En efecto, toda antología es un ejercicio arbitrario porque siempre será subjetiva, nunca objetiva, por mucho que el antólogo pretenda ser objetivo y científico, ya que toda obra literaria es, por definición, subjetiva. Toda antología siempre es una “antojología”, como decía el poeta Adrián Javier -para decirlo en el habla criolla, y con el condimento del humor. De modo pues, que una antología literaria nunca será científica porque siempre es personal y siempre tendrá el signo de su autor, de la personalidad del antólogo.
Revelaciones y descubrimientos, hallazgos y visiones, cegueras e iluminaciones, las antologías literarias abren surcos de luz y, a la vez, ocultan voces. Excluyen, pero no sepultan; incluyen y rescatan, pero no así desentierran; ocultan, mas no acallan. A menudo, las voces que pretenden silenciar se fortalecen, toman aire de libertad creadora, se proyectan y quedan grabadas en una tradición letrada determinada. Otras emergen del olvido, y algunas salen de las sombras o las catacumbas del anonimato. En cambio, otras, aunque las rescaten antólogos académicos o profesionales, vuelven a desfallecer, destruidas por la estética del tiempo, o por el arte de la ceniza. Así pues, de las antologías como de los antólogos, se ocuparán el olvido y el tiempo, ese “gran escultor”, al decir de Margarite Yourcenar.
Algunos antólogos conquistaron un espacio en la historia de la literatura universal. En cambio, otros han trascendido a la historia no por sus aciertos, sino por cultivar el arte de la infamia. Lo mismo ha acontecido con varios editores, desde el que se negó a editar Cien años de soledad hasta André Gide, cuando tiró al cesto de la basura los manuscritos del primer tomo de La búsqueda del tiempo perdido, de Proust, para luego arrepentirse y pedirle perdón en su lecho de moribundo, cuando aquél era editor de Gallimard.

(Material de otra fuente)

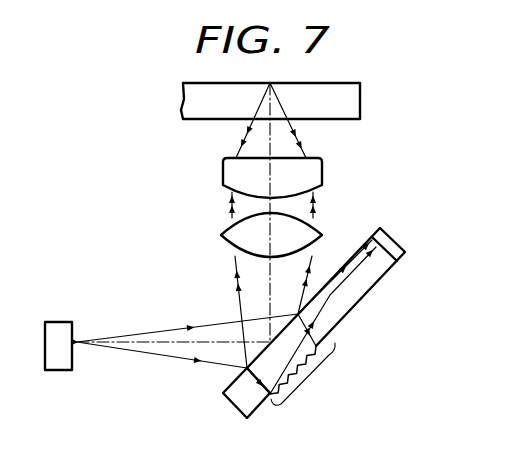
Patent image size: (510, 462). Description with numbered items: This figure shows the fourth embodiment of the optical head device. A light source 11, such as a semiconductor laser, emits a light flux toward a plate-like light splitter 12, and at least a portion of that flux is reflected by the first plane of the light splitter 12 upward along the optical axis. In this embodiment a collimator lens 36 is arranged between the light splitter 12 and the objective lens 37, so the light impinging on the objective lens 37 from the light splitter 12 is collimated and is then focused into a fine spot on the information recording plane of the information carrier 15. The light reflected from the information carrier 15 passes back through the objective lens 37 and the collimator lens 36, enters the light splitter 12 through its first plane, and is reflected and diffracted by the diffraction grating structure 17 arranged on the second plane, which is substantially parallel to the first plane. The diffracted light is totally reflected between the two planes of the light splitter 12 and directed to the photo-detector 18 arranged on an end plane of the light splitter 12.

Algunas antologías poseen falsas autorías, es decir, que detrás de su autor real hay otro autor ficticio -o asesor. Son pues antologías postizas, inauténticas, cuyo autor legítimo escuda su identidad real, su rostro, detrás de la máscara del cinismo. Es quien, ante todo, censura, tacha o sugiere los nombres y los textos que deben ser incluidos para hacerse el gracioso o el gurú, y consumar una vieja venganza o querella. A menos que la antología sea temática, donde no hay muchos riesgos, casi siempre las antologías conllevan estas ambigüedades, desafíos y complejidades. Los antólogos cargan el pecado de la subjetividad autoral -y eso se constituye en una excusa-, de la trampa de la objetividad o, cuando no, de la tentación de la perversidad. Del epitafio de ciertos antólogos, ¡líbrame Dios!